A single boat bobs on the Mediterranean Sea. The malnourished and dehydrated men, women and children onboard, suffering from infectious diseases and scurvy, huddle together. Their bright orange ponchos pop out against the dark water. A couple of the women are heavily pregnant, and one of them has to be rushed to a hospital for an emergency delivery.

This is just one snapshot into the difficult lives of refugees. Those on the boat were just 720 of the approximately 18 million refugees fleeing from sub-Saharan Africa in search of a better life. “Human Flow,” a documentary on the global refugee crisis by Chinese artist and filmmaker Ai Weiwei, played Saturday night at Spaulding Auditorium in the Hopkins Center for the Arts.
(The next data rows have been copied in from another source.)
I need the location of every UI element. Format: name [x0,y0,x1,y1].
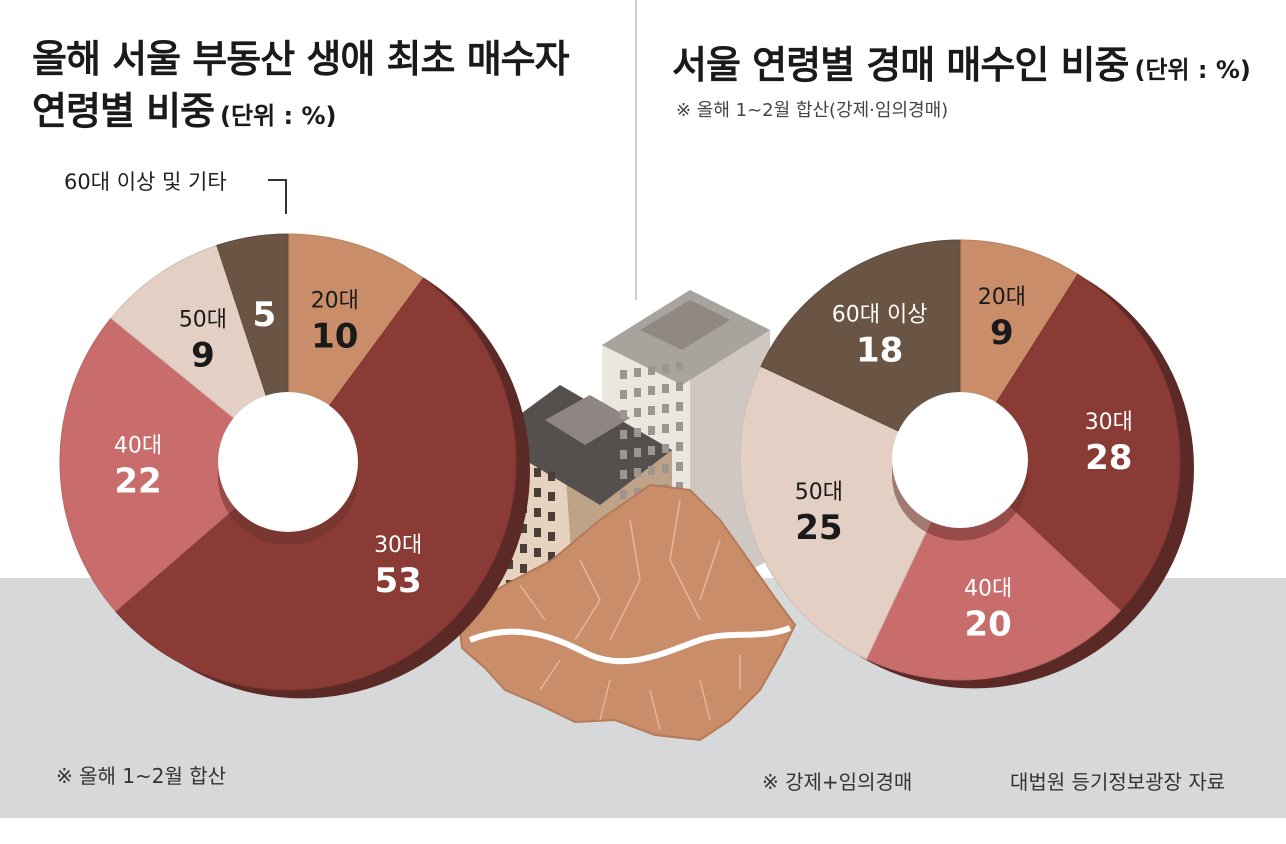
left-unit-label: (단위 : %) [220,102,337,130]
window-back [620,390,627,399]
window-back [620,470,627,479]
window-front [548,492,555,501]
window-front [520,524,527,533]
window-front [520,564,527,573]
window-back [676,382,683,391]
right-unit-label: (단위 : %) [1134,56,1251,84]
left-title-text: 연령별 비중 [32,89,215,133]
left-footnote: ※ 올해 1~2월 합산 [56,764,227,788]
window-back [634,408,641,417]
window-front [548,552,555,561]
pie2-slice-60대-이상-value: 18 [856,330,903,370]
pie-chart-first-time-buyers: 20대 10 30대 53 40대 22 50대 95 [59,233,530,699]
window-back [648,386,655,395]
window-back [676,442,683,451]
window-back [648,366,655,375]
window-front [534,528,541,537]
pie1-slice-40대 [59,317,289,613]
pie1-hole [218,392,358,532]
window-back [676,402,683,411]
pie1-slice-30대-value: 53 [375,561,422,601]
right-title-text: 서울 연령별 경매 매수인 비중 [672,43,1129,87]
window-front [534,548,541,557]
pie2-hole-depth [892,460,1028,541]
pie-chart-auction-buyers: 20대 9 30대 28 40대 20 50대 25 60대 이상 18 [739,239,1194,689]
window-front [548,472,555,481]
window-back [648,446,655,455]
pie2-slice-40대-value: 20 [964,604,1011,644]
pie1-slice-40대-label: 40대 [114,433,162,458]
pie2-slice-50대-label: 50대 [795,480,843,505]
pie1-slice-20대-label: 20대 [311,288,359,313]
pie1-slice-50대-label: 50대 [179,307,227,332]
window-back [620,450,627,459]
window-back [676,482,683,491]
pie1-slice-20대-value: 10 [311,316,358,356]
pie2-slice-60대-이상 [760,239,961,461]
left-title-line2: 연령별 비중 (단위 : %) [32,80,336,135]
window-back [662,444,669,453]
right-footnote: ※ 강제+임의경매 [762,770,913,794]
window-back [676,422,683,431]
window-back [634,368,641,377]
pie1-slice-other-value: 5 [252,295,276,335]
pie2-hole [892,392,1028,528]
pie1-slice-40대-value: 22 [114,461,161,501]
window-back [634,468,641,477]
pie1-slice-30대-label: 30대 [374,533,422,558]
pie2-slice-20대-label: 20대 [978,285,1026,310]
pie1-hole-depth [218,462,358,545]
pie2-slice-30대-label: 30대 [1085,410,1133,435]
left-title-line1: 올해 서울 부동산 생애 최초 매수자 [32,37,570,81]
window-back [648,466,655,475]
callout-leader-line [268,179,287,214]
window-back [676,462,683,471]
pie2-slice-40대-label: 40대 [964,576,1012,601]
pie2-slice-50대-value: 25 [795,508,842,548]
window-back [648,426,655,435]
window-back [662,404,669,413]
right-title: 서울 연령별 경매 매수인 비중 (단위 : %) [672,34,1251,89]
window-back [620,370,627,379]
right-subnote: ※ 올해 1~2월 합산(강제·임의경매) [676,100,949,121]
window-front [534,488,541,497]
window-back [662,424,669,433]
window-back [620,410,627,419]
pie2-slice-30대 [959,273,1181,612]
pie2-slice-60대-이상-label: 60대 이상 [832,302,928,327]
window-back [634,388,641,397]
window-back [676,362,683,371]
window-back [634,448,641,457]
window-back [620,490,627,499]
pie2-slice-30대-value: 28 [1085,438,1132,478]
window-back [634,428,641,437]
window-front [548,532,555,541]
window-front [534,508,541,517]
pie2-slice-40대 [865,459,1122,681]
window-front [534,468,541,477]
window-back [662,464,669,473]
window-back [662,384,669,393]
window-back [648,406,655,415]
pie2-slice-20대-value: 9 [990,313,1014,353]
window-back [620,430,627,439]
source-note: 대법원 등기정보광장 자료 [1010,770,1226,794]
window-front [548,512,555,521]
seoul-map-illustration [456,483,797,742]
window-back [634,488,641,497]
window-front [520,544,527,553]
left-callout-label: 60대 이상 및 기타 [64,170,227,194]
pie1-slice-50대-value: 9 [191,335,215,375]
window-back [662,364,669,373]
Filmed in 23 different countries, “Human Flow” captured a powerful visual image of the crisis that currently plagues over 65 million people.

Johanna Evans, acting film manager at the Hop, said she first heard about “Human Flow,” which debuted on Oct. 20, 2017, when working at the Telluride Film Festival in September 2017. In the past, the Hop had programmed other films about Weiwei such as “Ai Weiwei: Never Sorry.”

“We have one particular view of how the global migration issue is going to affect us,” Evans said. “But, what I think is great about Weiwei’s film is that he’s trying to look at the entire world and portray this as a global issue that affects all of us.”

Evans noted the mix of media included in the film as part of the attraction of the film from an artistic standpoint.

“[‘Human Flow’] combines footage of people shooting their own experience on an iPhone with large scale drone footage of how huge the migration is in some instance,” Evans said. “It shows both the intimate parts of this experience and the massive global scale of what this issue is.”

When Dennis Wegner, advisor for the Max Kade Living Learning Community, located in the Max Kade German Center, heard that “Human Flow” was coming to the Hop, he knew that residents would be interested in the film because the migrant issue is such a hot topic in Germany. Indeed, Germany is one of the countries highlighted in Weiwei’s film; Weiwei captures crowds of migrants attempting to cross into Hungary to reach Germany.

Wegner said that he invited the other Living Learning Communities to participate due to the global pattern of migration.

Wegner held a discussion on the refugee crisis to provide interested students with deeper context prior to the film screening. He invited Haley Johnston, a graduate student in the Master of Liberal Arts program in the globalization studies track, to be the guest speaker. Johnston wrote her undergraduate thesis on the migrant crisis in Europe and worked at a refugee center in Canada for two summers, during which she met refugees from over 30 different countries.

In her talk, Johnston dispelled common misconceptions about refugees, stating that while people often assume that all refugees are poor and uneducated, in reality, they come from a variety of socioeconomic backgrounds. Johnston said that refugees may have been well-off in their home countries but were forced to leave out of fear for their lives, pointing to the fact that they were able to get out of their home country as an indicator of relative resources.

Jenna Thompson ’20, a member of the German LLC and a film and media studies and psychology double major, said she was interested in attending the discussion and viewing “Human Flow” because she wanted to learn more about the refugee crisis.

“When [Johnston] asked us to picture what a refugee looks like, admittedly I imagined a Syrian mother with a small child, because that’s what I’ve been fed through the news,” Thompson said. “I thought her way of going through the misconceptions and knocking them down was a very impactful way to portray this crisis.”

Thompson added that the medium of film felt like an appropriate mechanism to learn more about this kind of topical, complex issue.

“I love film, and I especially love film when I think it can make a difference,” Thompson said. “It can educate people about things that are outside of their personal bubble. Fortunately, this is one thing I haven’t had to deal with, but I know affects millions of people. So, I thought this was something I should learn about.”